Tool execution errors

Restate makes tool execution resilient by retrying transient errors and propagating terminal ones.

Transient errors

By default, the Vercel AI SDK converts any errors in tool executions into a message to the LLM, and the agent decides how to proceed. This is often desirable, as the LLM can decide to use a different tool or provide a fallback answer.When you wrap external calls in Restate Context actions like ctx.run, Restate retries transient errors within the Context action before the result reaches the agent. This makes your tools resilient to network failures, database hiccups, and other temporary issues. For all operations that might suffer from transient errors, use Context actions:
// Without ctx.run - error goes straight to agent
async function myTool() {
  const result = await fetch("/api/data"); // Might fail due to network
  // If this fails, agent gets the error immediately
}

// With ctx.run - Restate handles retries
async function myToolWithRestate(ctx: restate.Context) {
  const result = await ctx.run("fetch-data", () => fetch("/api/data"));
  // Network failures get retried automatically
  // Only terminal errors reach the AI
}
Restate then retries the whole invocation according to the policy configured at the service or handler level, or otherwise the Restate server’s default policy.

Setting a retry policy on run actions

If you do run actions in your tools, you can override the default retry policy by passing RunOptions:
const result = await ctx.run(
    "fetch-data",
    () => fetch("/api/data"),
    { maxRetryAttempts: 3 }
);
See custom retry policies for more options. When retries are exhausted, the tool will fail with a Terminal Error.

Terminal errors

For errors that should not be retried (invalid input, business rule violations, resource not found), use a TerminalError in your tool.

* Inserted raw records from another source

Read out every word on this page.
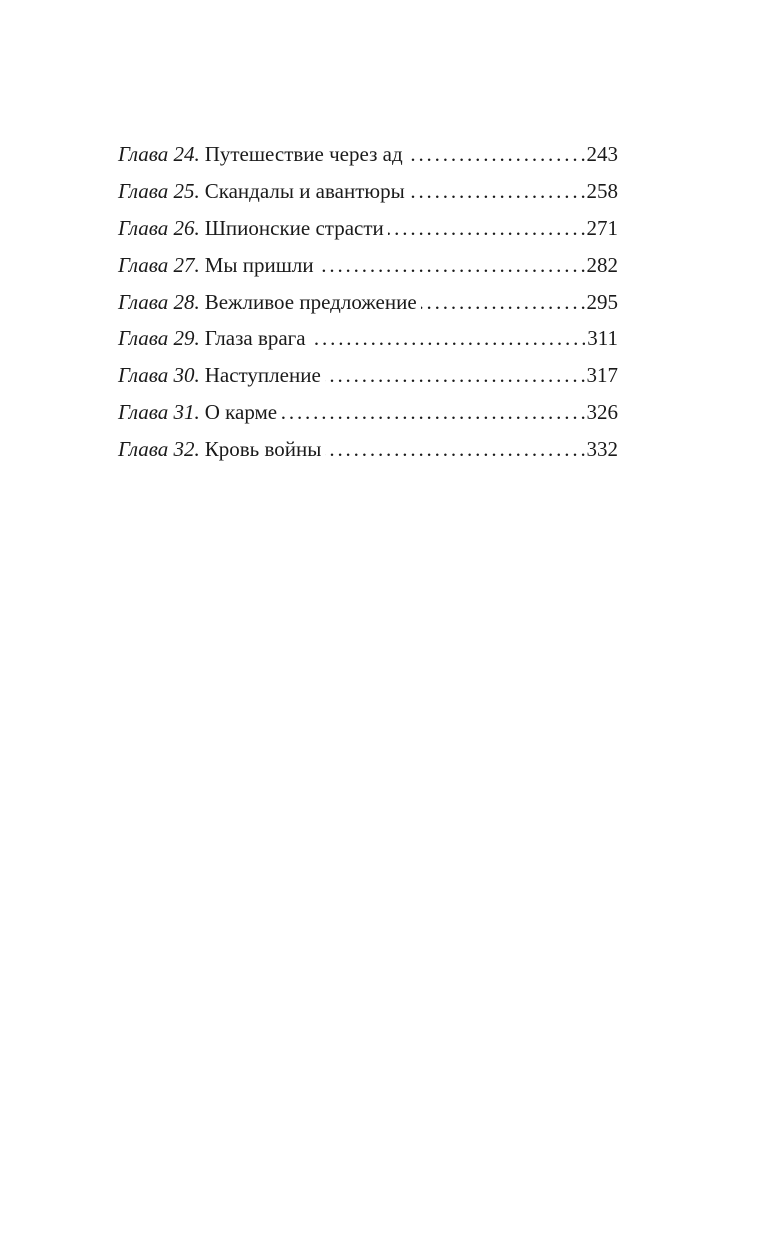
Глава 24. Путешествие через ад . . .	243
Глава 25. Скандалы и авантюры . . .	258
Глава 26. Шпионские страсти . . .	271
Глава 27. Мы пришли . . .	282
Глава 28. Вежливое предложение . . .	295
Глава 29. Глаза врага . . .	311
Глава 30. Наступление . . .	317
Глава 31. О карме . . .	326
Глава 32. Кровь войны . . .	332
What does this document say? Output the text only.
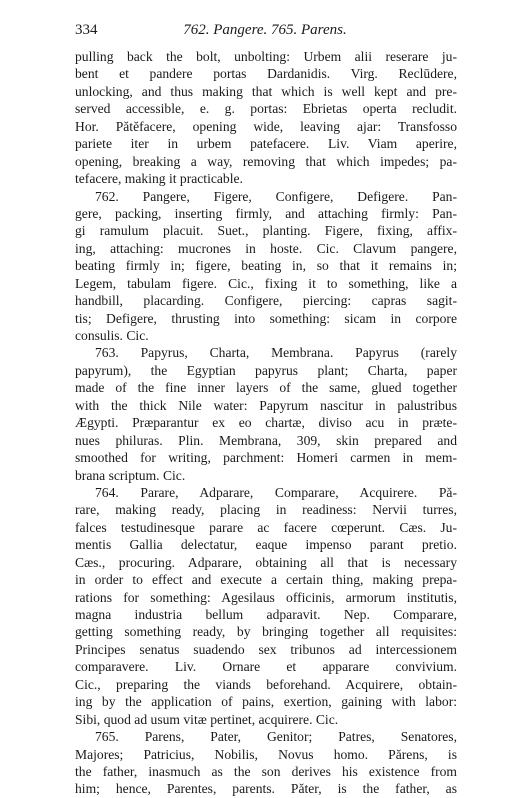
334	762. Pangere. 765. Parens.
pulling back the bolt, unbolting: Urbem alii reserare ju-
bent et pandere portas Dardanidis. Virg. Reclūdere,
unlocking, and thus making that which is well kept and pre-
served accessible, e. g. portas: Ebrietas operta recludit.
Hor. Pătĕfacere, opening wide, leaving ajar: Transfosso
pariete iter in urbem patefacere. Liv. Viam aperire,
opening, breaking a way, removing that which impedes; pa-
tefacere, making it practicable.
762. Pangere, Figere, Configere, Defigere. Pan-
gere, packing, inserting firmly, and attaching firmly: Pan-
gi ramulum placuit. Suet., planting. Figere, fixing, affix-
ing, attaching: mucrones in hoste. Cic. Clavum pangere,
beating firmly in; figere, beating in, so that it remains in;
Legem, tabulam figere. Cic., fixing it to something, like a
handbill, placarding. Configere, piercing: capras sagit-
tis; Defigere, thrusting into something: sicam in corpore
consulis. Cic.
763. Papyrus, Charta, Membrana. Papyrus (rarely
papyrum), the Egyptian papyrus plant; Charta, paper
made of the fine inner layers of the same, glued together
with the thick Nile water: Papyrum nascitur in palustribus
Ægypti. Præparantur ex eo chartæ, diviso acu in præte-
nues philuras. Plin. Membrana, 309, skin prepared and
smoothed for writing, parchment: Homeri carmen in mem-
brana scriptum. Cic.
764. Parare, Adparare, Comparare, Acquirere. Pă-
rare, making ready, placing in readiness: Nervii turres,
falces testudinesque parare ac facere cœperunt. Cæs. Ju-
mentis Gallia delectatur, eaque impenso parant pretio.
Cæs., procuring. Adparare, obtaining all that is necessary
in order to effect and execute a certain thing, making prepa-
rations for something: Agesilaus officinis, armorum institutis,
magna industria bellum adparavit. Nep. Comparare,
getting something ready, by bringing together all requisites:
Principes senatus suadendo sex tribunos ad intercessionem
comparavere. Liv. Ornare et apparare convivium.
Cic., preparing the viands beforehand. Acquirere, obtain-
ing by the application of pains, exertion, gaining with labor:
Sibi, quod ad usum vitæ pertinet, acquirere. Cic.
765. Parens, Pater, Genitor; Patres, Senatores,
Majores; Patricius, Nobilis, Novus homo. Părens, is
the father, inasmuch as the son derives his existence from
him; hence, Parentes, parents. Păter, is the father, as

Restate does not retry these:
throw new TerminalError("This tool is not allowed to run for this input.");
By default, Vercel AI converts the terminal error into a message to the LLM, and the agent decides how to proceed.If you want to treat terminal tool errors as permanent failures and stop the agent instead, the Restate middleware provides two utilities:
To fail the agent on terminal tool errors, rethrow the error in onStepFinish:
errorhandling/fail-on-terminal-tool-agent.ts
const { text } = await generateText({
  model,
  tools: {
    getWeather: tool({
      description: "Get the current weather for a given city.",
      inputSchema: z.object({ city: z.string() }),
      execute: async ({ city }) => {
        return await ctx.run("get weather", () => fetchWeather(city));
      },
    }),
  },
  stopWhen: [stepCountIs(5)],
  onStepFinish: rethrowTerminalToolError,
  system: "You are a helpful agent that provides weather updates.",
  messages: [{ role: "user", content: prompt }],
});
To stop the agent on terminal tool errors and handle it after the agent finishes, you can use hasTerminalToolError in stopWhen and then inspect the steps for errors:
errorhandling/stop-on-terminal-tool-agent.ts
const { steps, text } = await generateText({
  model,
  tools: {
    getWeather: tool({
      description: "Get the current weather for a given city.",
      inputSchema: z.object({ city: z.string() }),
      execute: async ({ city }) => {
        return await ctx.run("get weather", () => fetchWeather(city));
      },
    }),
  },
  stopWhen: [stepCountIs(5), hasTerminalToolError],
  system: "You are a helpful agent that provides weather updates.",
  messages: [{ role: "user", content: prompt }],
});

const terminalSteps = getTerminalToolSteps(steps);
if (terminalSteps.length > 0) {
  // Do something with the terminal tool error steps
}
To learn more about error handling with Restate, consult the error handling guide.

Combining with rollback

For multi-step agent workflows where steps have side effects (bookings, payments, emails), combine terminal errors with compensation/rollback patterns to undo completed work before finishing.